Markham was pacing the library restlessly when we arrived home.
“I’ve checked several more points,” Vance announced. “But I’ve missed the important one—the one that would explain the unbelievable hideousness of the thing I’ve unearthed.”
He went directly into the den, and we could hear him telephoning. Returning a few minutes later, he looked anxiously at his watch. Then he rang for Currie and ordered his bag packed for a week’s trip.
“I’m going away, Markham,” he said. “I’m going to travel—they say it broadens the mind. My train departs in less than an hour; and I’ll be away a week. Can you bear to be without me for so long? However, nothing will happen in connection with the Greene case during my absence. In fact, I’d advise you to shelve it temporarily.”
He would say no more, and in half an hour he was ready to go.
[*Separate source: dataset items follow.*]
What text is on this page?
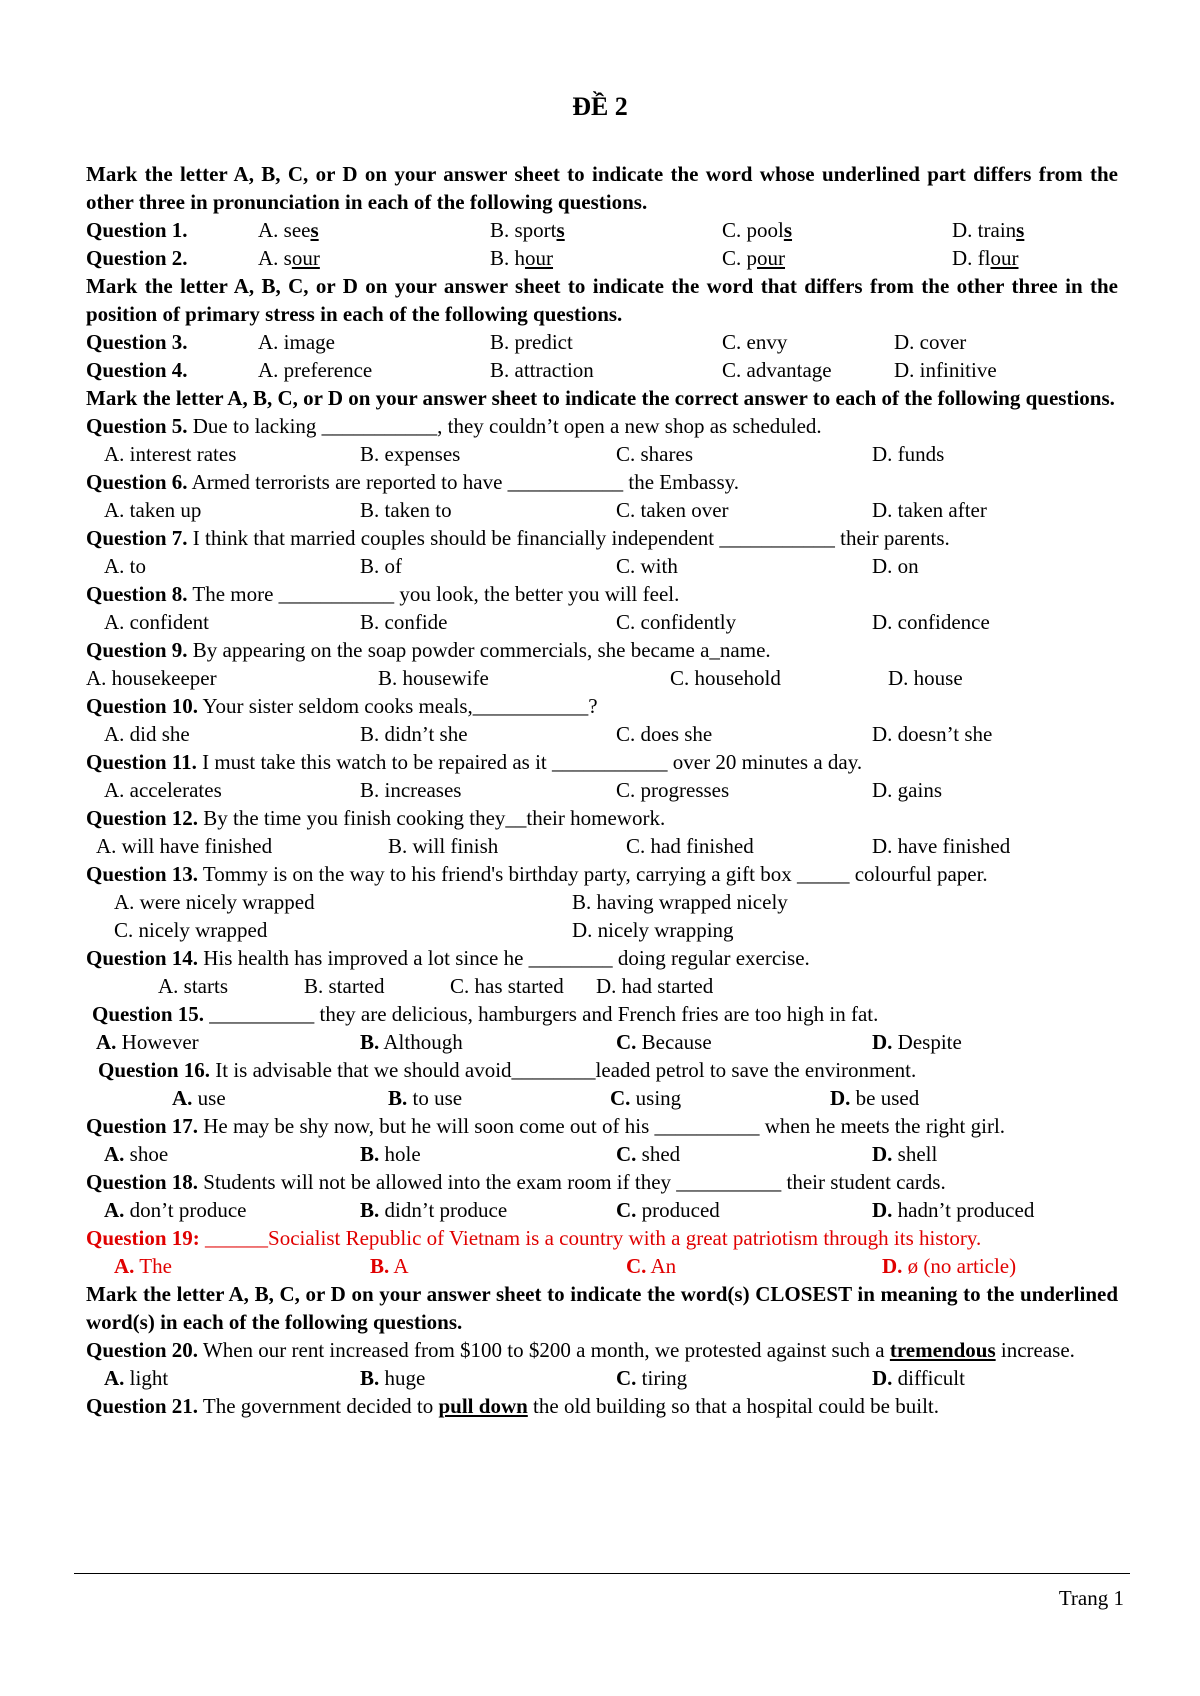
ĐỀ 2
Mark the letter A, B, C, or D on your answer sheet to indicate the word whose underlined part differs from the other three in pronunciation in each of the following questions.
Question 1.	A. sees	B. sports	C. pools	D. trains
Question 2.	A. sour	B. hour	C. pour	D. flour
Mark the letter A, B, C, or D on your answer sheet to indicate the word that differs from the other three in the position of primary stress in each of the following questions.
Question 3.	A. image	B. predict	C. envy	D. cover
Question 4.	A. preference	B. attraction	C. advantage	D. infinitive
Mark the letter A, B, C, or D on your answer sheet to indicate the correct answer to each of the following questions.
Question 5. Due to lacking ___________, they couldn’t open a new shop as scheduled.
A. interest rates	B. expenses	C. shares	D. funds
Question 6. Armed terrorists are reported to have ___________ the Embassy.
A. taken up	B. taken to	C. taken over	D. taken after
Question 7. I think that married couples should be financially independent ___________ their parents.
A. to	B. of	C. with	D. on
Question 8. The more ___________ you look, the better you will feel.
A. confident	B. confide	C. confidently	D. confidence
Question 9. By appearing on the soap powder commercials, she became a_name.
A. housekeeper	B. housewife	C. household	D. house
Question 10. Your sister seldom cooks meals,___________?
A. did she	B. didn’t she	C. does she	D. doesn’t she
Question 11. I must take this watch to be repaired as it ___________ over 20 minutes a day.
A. accelerates	B. increases	C. progresses	D. gains
Question 12. By the time you finish cooking they__their homework.
A. will have finished	B. will finish	C. had finished	D. have finished
Question 13. Tommy is on the way to his friend's birthday party, carrying a gift box _____ colourful paper.
A. were nicely wrapped	B. having wrapped nicely
C. nicely wrapped	D. nicely wrapping
Question 14. His health has improved a lot since he ________ doing regular exercise.
A. starts	B. started	C. has started D. had started
Question 15. __________ they are delicious, hamburgers and French fries are too high in fat.
A. However	B. Although	C. Because	D. Despite
Question 16. It is advisable that we should avoid________leaded petrol to save the environment.
A. use	B. to use	C. using	D. be used
Question 17. He may be shy now, but he will soon come out of his __________ when he meets the right girl.
A. shoe	B. hole	C. shed	D. shell
Question 18. Students will not be allowed into the exam room if they __________ their student cards.
A. don’t produce	B. didn’t produce	C. produced	D. hadn’t produced
Question 19: ______Socialist Republic of Vietnam is a country with a great patriotism through its history.
A. The	B. A	C. An	D. ø (no article)
Mark the letter A, B, C, or D on your answer sheet to indicate the word(s) CLOSEST in meaning to the underlined word(s) in each of the following questions.
Question 20. When our rent increased from $100 to $200 a month, we protested against such a tremendous increase.
A. light	B. huge	C. tiring	D. difficult
Question 21. The government decided to pull down the old building so that a hospital could be built.
Trang 1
“There’s one thing you can do for me while I’m away,” he told Markham, as he slipped into his overcoat. “Please have drawn up for me a complete and detailed weather report from the day preceding Julia’s death to the day following Rex’s murder.”
He would not let either Markham or me accompany him to the station, and we were left in ignorance of even the direction in which his mysterious trip was to take him.
XXV
The Capture
(Monday, December 13; 4 p.m.)
It was eight days before Vance returned to New York. He arrived on the afternoon of Monday, December 13, and, after he had had his tub and changed his clothes, he telephoned Markham to expect him in half an hour. He then ordered his Hispano-Suiza from the garage; and by this sign I knew he was under a nervous strain. In fact, he had spoken scarcely a dozen words to me since his return, and as he picked his way downtown through the late afternoon traffic he was gloomy and preoccupied. Once I ventured to ask him if his trip had been successful, and he had merely nodded.